Wounded nationalists were shown great solicitousness by Aaron's
ambulance corps while the members of the anti-Semitic Russian
Commando, according to their own reports, were greeted as
compatriots on their arrival by Russian Jews who showered
them with fruit, cigars and good wishes.
Last July, the
remains of Tsar Nicholas and his family were ceremoniously
buried at St Petersburg, exactly 80 years after they were
murdered by the Bolsheviks at Yekaterinburg, in the Urals,
for fear of the advancing white Russians. The opposition of
King George V in 1917 to grant his deposed cousin asylum in
Britain, may have sealed the imperial family's fate.
The British Empire
came to an end after W.W.II. It did so in an orderly manner
as no other empire in history. Overnight, it became The Commonwealth.

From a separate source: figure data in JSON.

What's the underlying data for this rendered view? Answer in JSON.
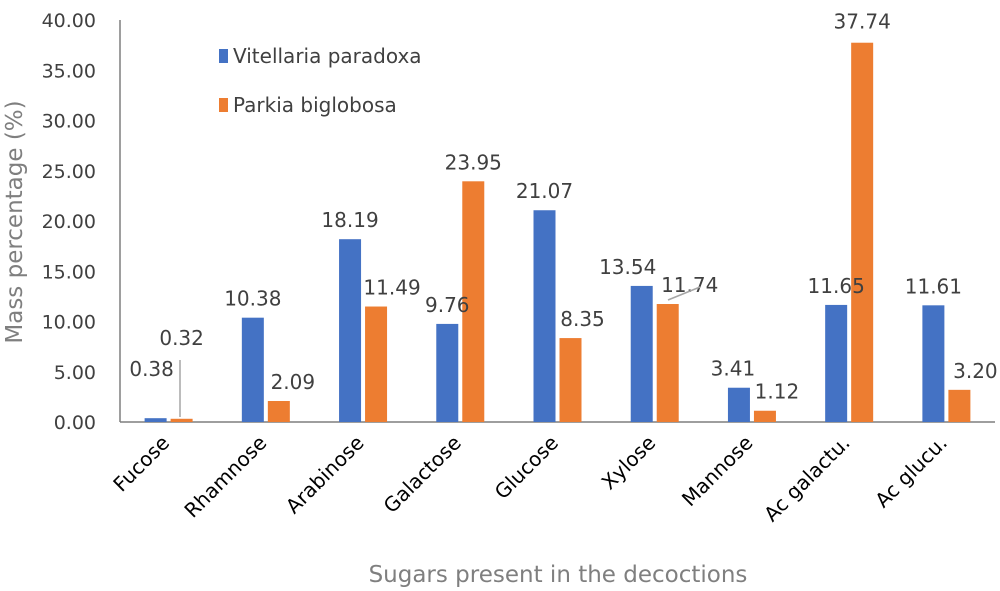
{
  "chart_data": {
    "type": "bar",
    "title": "",
    "xlabel": "Sugars present in the decoctions",
    "ylabel": "Mass percentage (%)",
    "ylim": [
      0,
      40
    ],
    "yticks": [
      "0.00",
      "5.00",
      "10.00",
      "15.00",
      "20.00",
      "25.00",
      "30.00",
      "35.00",
      "40.00"
    ],
    "categories": [
      "Fucose",
      "Rhamnose",
      "Arabinose",
      "Galactose",
      "Glucose",
      "Xylose",
      "Mannose",
      "Ac galactu.",
      "Ac glucu."
    ],
    "series": [
      {
        "name": "Vitellaria paradoxa",
        "color": "#4472c4",
        "values": [
          0.38,
          10.38,
          18.19,
          9.76,
          21.07,
          13.54,
          3.41,
          11.65,
          11.61
        ],
        "labels": [
          "0.38",
          "10.38",
          "18.19",
          "9.76",
          "21.07",
          "13.54",
          "3.41",
          "11.65",
          "11.61"
        ]
      },
      {
        "name": "Parkia biglobosa",
        "color": "#ed7d31",
        "values": [
          0.32,
          2.09,
          11.49,
          23.95,
          8.35,
          11.74,
          1.12,
          37.74,
          3.2
        ],
        "labels": [
          "0.32",
          "2.09",
          "11.49",
          "23.95",
          "8.35",
          "11.74",
          "1.12",
          "37.74",
          "3.20"
        ]
      }
    ],
    "legend_position": "top-left",
    "grid": false
  }
}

Even without "British" and without the crown, it goes from
strength to strength.
South Africa that
had left it earlier came running back under Mandela. This
augurs well both for South Africa as well as for the Commonwealth.
Just like the
Jews, by sheer tenacity and obduracy, the British have left
their mark in the world. The one has given half of mankind
its religious beliefs; the other has given half mankind the
nearest thing to an international language, as well as, the
tradition of Parliamentary democracy.